Posté par jacques LAUPIES le 30 septembre 2023

A entendre les commentateurs des chaînes de télé (quasiment toutes) il faut armer au maximum l’Ukraine pour combattre l’agresseur russe qui en cas de victoire risque d’envahir la France. 

Il faut être abruti au plus haut degré pour gober de telles idées, propagande sous couvert d’une mielleuse objectivité, qui hélas fait des dégâts parmi nos franchouillards (1) qui osent souvent se réclamer de nos plus « illustres » hommes politiques vivants dont certains, font fort heureusement, preuve d’une certaine prudence (Sarkozy en tête, Védrines, et d’autres) qui considèrent à juste titre qu’une négociation est nécessaire en prenant en compte les aspirations des belligérants. 

Allons donc nous devrions selon eux, franchouillards de tradition ou d’occasion, nous préparer à en découdre avec ces russes tellement sous l’emprise de Poutine que 50% de leur jeunesse, n’ont pas envie de jouer les patriotes dans la boucherie organisée en Ukraine sous l’égide des deux impérialismes que constituent les classes dominantes russes et étasuniennes. 

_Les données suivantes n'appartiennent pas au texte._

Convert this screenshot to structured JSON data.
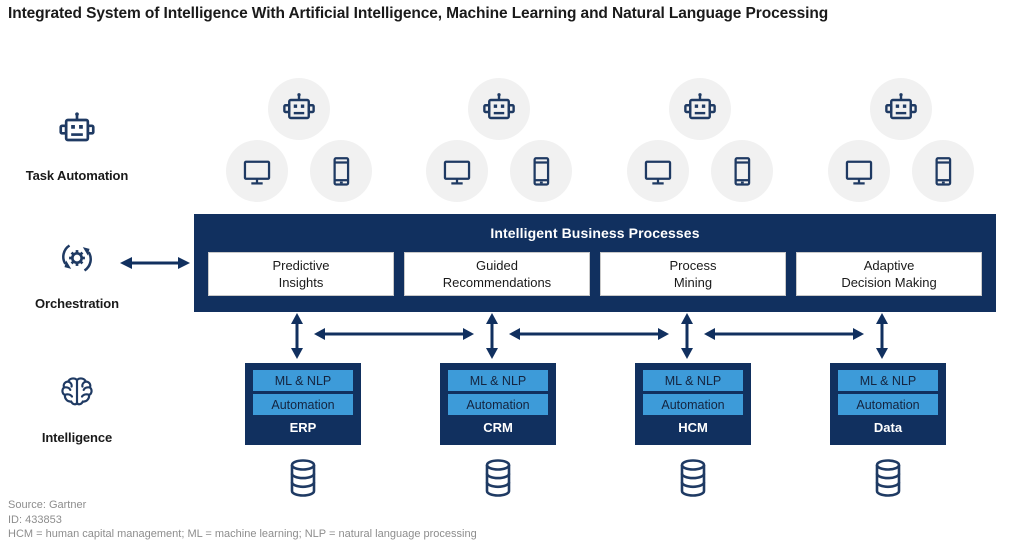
{
  "title": "Integrated System of Intelligence With Artificial Intelligence, Machine Learning and Natural Language Processing",
  "colors": {
    "navy": "#11305f",
    "light_blue": "#3d9bd9",
    "icon_navy": "#1f3a63",
    "circle_bg": "#f1f1f1",
    "footer_gray": "#8d8d8d"
  },
  "rows": [
    {
      "id": "task-automation",
      "label": "Task Automation",
      "icon": "robot-icon"
    },
    {
      "id": "orchestration",
      "label": "Orchestration",
      "icon": "gear-refresh-icon"
    },
    {
      "id": "intelligence",
      "label": "Intelligence",
      "icon": "brain-icon"
    }
  ],
  "device_clusters": [
    {
      "robot": "robot-icon",
      "monitor": "desktop-monitor-icon",
      "phone": "smartphone-icon"
    },
    {
      "robot": "robot-icon",
      "monitor": "desktop-monitor-icon",
      "phone": "smartphone-icon"
    },
    {
      "robot": "robot-icon",
      "monitor": "desktop-monitor-icon",
      "phone": "smartphone-icon"
    },
    {
      "robot": "robot-icon",
      "monitor": "desktop-monitor-icon",
      "phone": "smartphone-icon"
    }
  ],
  "banner": {
    "title": "Intelligent  Business Processes",
    "cards": [
      {
        "line1": "Predictive",
        "line2": "Insights"
      },
      {
        "line1": "Guided",
        "line2": "Recommendations"
      },
      {
        "line1": "Process",
        "line2": "Mining"
      },
      {
        "line1": "Adaptive",
        "line2": "Decision Making"
      }
    ]
  },
  "orchestration_connector": "bidirectional-arrow",
  "arrows": {
    "vertical": [
      "bidirectional-vertical-arrow",
      "bidirectional-vertical-arrow",
      "bidirectional-vertical-arrow",
      "bidirectional-vertical-arrow"
    ],
    "horizontal": [
      "bidirectional-horizontal-arrow",
      "bidirectional-horizontal-arrow",
      "bidirectional-horizontal-arrow"
    ]
  },
  "stacks": [
    {
      "chip1": "ML & NLP",
      "chip2": "Automation",
      "name": "ERP",
      "database": "database-icon"
    },
    {
      "chip1": "ML & NLP",
      "chip2": "Automation",
      "name": "CRM",
      "database": "database-icon"
    },
    {
      "chip1": "ML & NLP",
      "chip2": "Automation",
      "name": "HCM",
      "database": "database-icon"
    },
    {
      "chip1": "ML & NLP",
      "chip2": "Automation",
      "name": "Data",
      "database": "database-icon"
    }
  ],
  "footer": {
    "source": "Source: Gartner",
    "id": "ID: 433853",
    "legend": "HCM = human capital management; ML = machine learning; NLP = natural language processing"
  }
}
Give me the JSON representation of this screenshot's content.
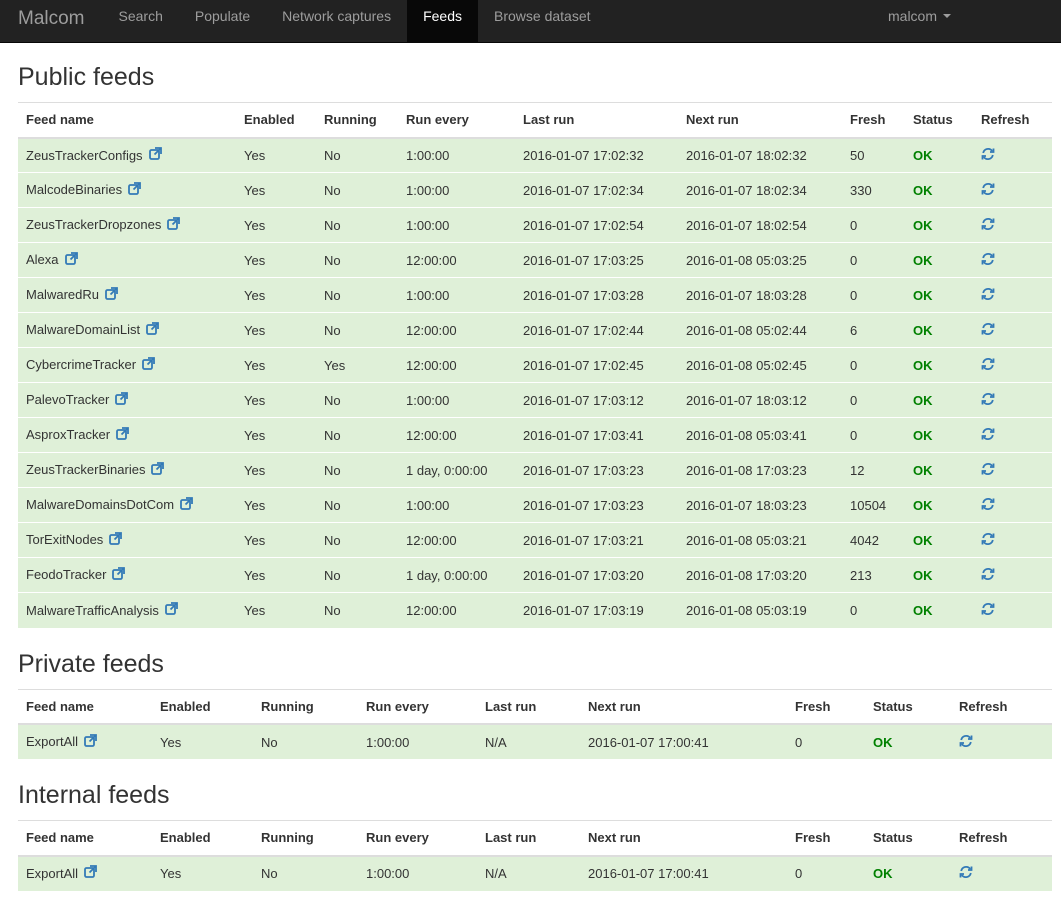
{
  "nav": {
    "brand": "Malcom",
    "items": [
      "Search",
      "Populate",
      "Network captures",
      "Feeds",
      "Browse dataset"
    ],
    "active": "Feeds",
    "user": "malcom"
  },
  "colors": {
    "row_bg": "#dff0d8",
    "ok": "#008000",
    "icon": "#337ab7",
    "navbar": "#222222"
  },
  "columns": [
    "Feed name",
    "Enabled",
    "Running",
    "Run every",
    "Last run",
    "Next run",
    "Fresh",
    "Status",
    "Refresh"
  ],
  "sections": {
    "public": {
      "title": "Public feeds",
      "rows": [
        {
          "name": "ZeusTrackerConfigs",
          "enabled": "Yes",
          "running": "No",
          "run_every": "1:00:00",
          "last_run": "2016-01-07 17:02:32",
          "next_run": "2016-01-07 18:02:32",
          "fresh": "50",
          "status": "OK"
        },
        {
          "name": "MalcodeBinaries",
          "enabled": "Yes",
          "running": "No",
          "run_every": "1:00:00",
          "last_run": "2016-01-07 17:02:34",
          "next_run": "2016-01-07 18:02:34",
          "fresh": "330",
          "status": "OK"
        },
        {
          "name": "ZeusTrackerDropzones",
          "enabled": "Yes",
          "running": "No",
          "run_every": "1:00:00",
          "last_run": "2016-01-07 17:02:54",
          "next_run": "2016-01-07 18:02:54",
          "fresh": "0",
          "status": "OK"
        },
        {
          "name": "Alexa",
          "enabled": "Yes",
          "running": "No",
          "run_every": "12:00:00",
          "last_run": "2016-01-07 17:03:25",
          "next_run": "2016-01-08 05:03:25",
          "fresh": "0",
          "status": "OK"
        },
        {
          "name": "MalwaredRu",
          "enabled": "Yes",
          "running": "No",
          "run_every": "1:00:00",
          "last_run": "2016-01-07 17:03:28",
          "next_run": "2016-01-07 18:03:28",
          "fresh": "0",
          "status": "OK"
        },
        {
          "name": "MalwareDomainList",
          "enabled": "Yes",
          "running": "No",
          "run_every": "12:00:00",
          "last_run": "2016-01-07 17:02:44",
          "next_run": "2016-01-08 05:02:44",
          "fresh": "6",
          "status": "OK"
        },
        {
          "name": "CybercrimeTracker",
          "enabled": "Yes",
          "running": "Yes",
          "run_every": "12:00:00",
          "last_run": "2016-01-07 17:02:45",
          "next_run": "2016-01-08 05:02:45",
          "fresh": "0",
          "status": "OK"
        },
        {
          "name": "PalevoTracker",
          "enabled": "Yes",
          "running": "No",
          "run_every": "1:00:00",
          "last_run": "2016-01-07 17:03:12",
          "next_run": "2016-01-07 18:03:12",
          "fresh": "0",
          "status": "OK"
        },
        {
          "name": "AsproxTracker",
          "enabled": "Yes",
          "running": "No",
          "run_every": "12:00:00",
          "last_run": "2016-01-07 17:03:41",
          "next_run": "2016-01-08 05:03:41",
          "fresh": "0",
          "status": "OK"
        },
        {
          "name": "ZeusTrackerBinaries",
          "enabled": "Yes",
          "running": "No",
          "run_every": "1 day, 0:00:00",
          "last_run": "2016-01-07 17:03:23",
          "next_run": "2016-01-08 17:03:23",
          "fresh": "12",
          "status": "OK"
        },
        {
          "name": "MalwareDomainsDotCom",
          "enabled": "Yes",
          "running": "No",
          "run_every": "1:00:00",
          "last_run": "2016-01-07 17:03:23",
          "next_run": "2016-01-07 18:03:23",
          "fresh": "10504",
          "status": "OK"
        },
        {
          "name": "TorExitNodes",
          "enabled": "Yes",
          "running": "No",
          "run_every": "12:00:00",
          "last_run": "2016-01-07 17:03:21",
          "next_run": "2016-01-08 05:03:21",
          "fresh": "4042",
          "status": "OK"
        },
        {
          "name": "FeodoTracker",
          "enabled": "Yes",
          "running": "No",
          "run_every": "1 day, 0:00:00",
          "last_run": "2016-01-07 17:03:20",
          "next_run": "2016-01-08 17:03:20",
          "fresh": "213",
          "status": "OK"
        },
        {
          "name": "MalwareTrafficAnalysis",
          "enabled": "Yes",
          "running": "No",
          "run_every": "12:00:00",
          "last_run": "2016-01-07 17:03:19",
          "next_run": "2016-01-08 05:03:19",
          "fresh": "0",
          "status": "OK"
        }
      ]
    },
    "private": {
      "title": "Private feeds",
      "rows": [
        {
          "name": "ExportAll",
          "enabled": "Yes",
          "running": "No",
          "run_every": "1:00:00",
          "last_run": "N/A",
          "next_run": "2016-01-07 17:00:41",
          "fresh": "0",
          "status": "OK"
        }
      ]
    },
    "internal": {
      "title": "Internal feeds",
      "rows": [
        {
          "name": "ExportAll",
          "enabled": "Yes",
          "running": "No",
          "run_every": "1:00:00",
          "last_run": "N/A",
          "next_run": "2016-01-07 17:00:41",
          "fresh": "0",
          "status": "OK"
        }
      ]
    }
  }
}
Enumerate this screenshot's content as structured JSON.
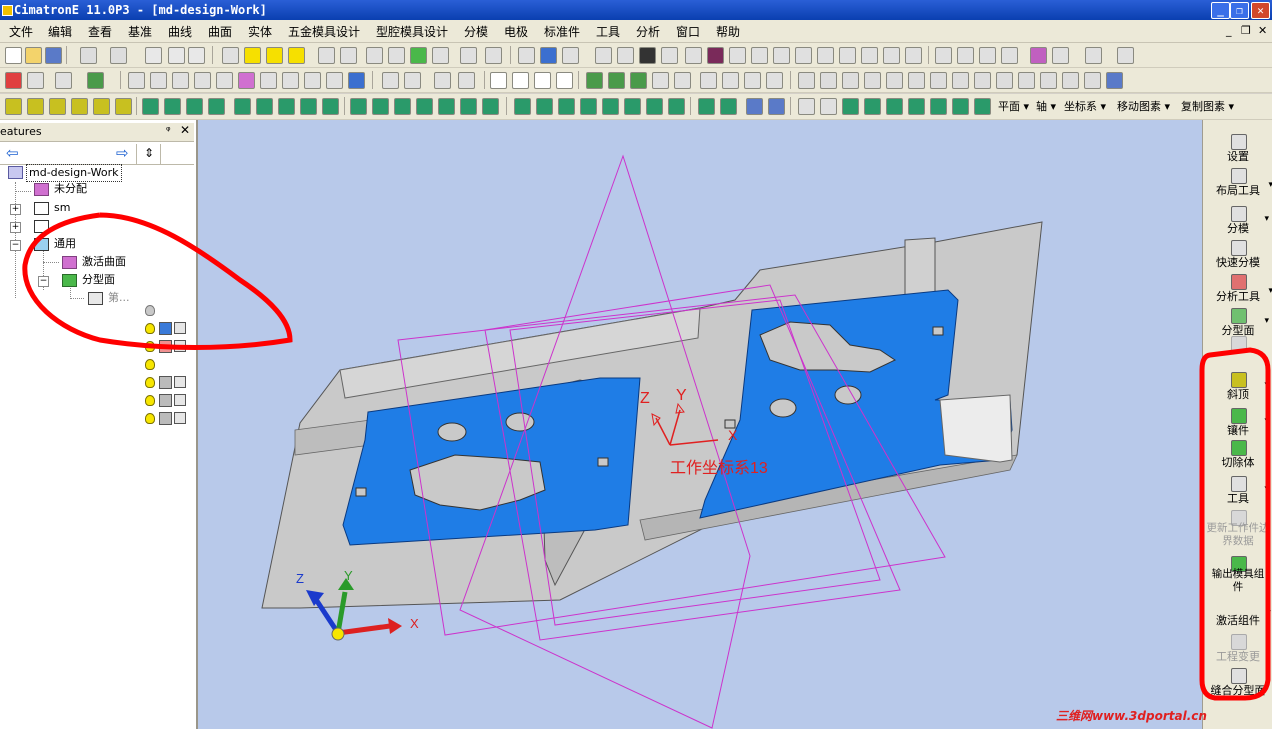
{
  "window": {
    "title": "CimatronE 11.0P3 - [md-design-Work]",
    "controls": [
      "_",
      "❐",
      "✕"
    ]
  },
  "menu": {
    "items": [
      "文件",
      "编辑",
      "查看",
      "基准",
      "曲线",
      "曲面",
      "实体",
      "五金模具设计",
      "型腔模具设计",
      "分模",
      "电极",
      "标准件",
      "工具",
      "分析",
      "窗口",
      "帮助"
    ],
    "mdi_controls": [
      "_",
      "❐",
      "✕"
    ]
  },
  "toolbar3": {
    "dropdowns": [
      "平面",
      "轴",
      "坐标系",
      "移动图素",
      "复制图素"
    ]
  },
  "features_panel": {
    "title": "eatures",
    "pin": "ᵠ",
    "close": "✕",
    "tree": [
      {
        "label": "md-design-Work"
      },
      {
        "label": "未分配"
      },
      {
        "label": "sm"
      },
      {
        "label": ""
      },
      {
        "label": "通用"
      },
      {
        "label": "激活曲面"
      },
      {
        "label": "分型面"
      },
      {
        "label": "第..."
      }
    ]
  },
  "viewport": {
    "coord_label": "工作坐标系13",
    "axis_labels": {
      "z": "Z",
      "y": "Y",
      "x": "X"
    },
    "colors": {
      "background": "#b8c9ea",
      "part_gray": "#c8c8c8",
      "part_blue": "#1f7de6",
      "plane_magenta": "#cc33cc",
      "annotation_red": "#ff0000"
    }
  },
  "right_panel": {
    "buttons": [
      {
        "label": "设置",
        "dropdown": ""
      },
      {
        "label": "布局工具",
        "dropdown": "▾"
      },
      {
        "label": "分模",
        "dropdown": "▾"
      },
      {
        "label": "快速分模",
        "dropdown": ""
      },
      {
        "label": "分析工具",
        "dropdown": "▾"
      },
      {
        "label": "分型面",
        "dropdown": "▾"
      },
      {
        "label": "斜顶",
        "dropdown": "▾"
      },
      {
        "label": "镶件",
        "dropdown": "▾"
      },
      {
        "label": "切除体",
        "dropdown": ""
      },
      {
        "label": "工具",
        "dropdown": "▾"
      },
      {
        "label": "更新工作件边界数据",
        "dropdown": ""
      },
      {
        "label": "输出模具组件",
        "dropdown": ""
      },
      {
        "label": "激活组件",
        "dropdown": "▾"
      },
      {
        "label": "工程变更",
        "dropdown": ""
      },
      {
        "label": "缝合分型面",
        "dropdown": ""
      }
    ]
  },
  "watermark": "三维网www.3dportal.cn"
}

On croit « mourir pour la patrie et on meurt pour les industriels » (2) disait en substance un certain Anatole France il y a cent ans. A le dire en 1914 Jaurès y a perdu la vie et d’autres après à cause notamment de l’intransigeance d’un Clémenceau ce républicain bourgeois qui créa les conditions à Versailles de la montée du nazisme en Allemagne. 

Mais ils existent toujours ces pseudos démocrates de Hollande à Macron en passant par la plupart des leaders politiques (de gauche et de droite) qui refusent la sortie de l’Otan , cautionnent les fournitures d’armes à l’un des belligérants dont le chef prénommé Zélensky (soutenu par d’anciens combattants SS contre l’Union Soviétiques) ne cesse d’en réclamer plus et l’autre, belligérant patron des oligarques, qui se voit obligé de recourir à la Corée du Nord pour consolider son armement. 

Ces bons apôtres ont leurs relais qui hantent les plateaux de télévision avec leur armée de propagandistes au titre pompeux de consultants, officiers militaires en retraites, anciens ambassadeurs, délégué(e)s de la cause ukrainienne, à l’abri des bombes comme nombre de leurs compatriotes réfugiés en France et issue d’une bourgeoisie en recompositition.

La Chine menacée dans le Pacifique, le Brésil, l’Inde, l’Afrique du Sud, pourtant si différents les uns des autres n’entrent pas dans la danse guerrière et bien entendu mesurent le risque que le conflit ukrainien fait peser sur leurs économies et la paix. Pendant ce temps les industries d’armement, nucléaire compris, prospèrent, les profiteurs de guerre s’en mettent plein les poches et les franchouillards de toutes obédiences se font endormir. 

Heureusement peu à peu vont grandir les partisans d’une paix négociée. Dont le communistes mais il faudrait aller plus vite car des milliers de pauvres types (volontaires ou pas) vont chaque jour au casse-pipe ! 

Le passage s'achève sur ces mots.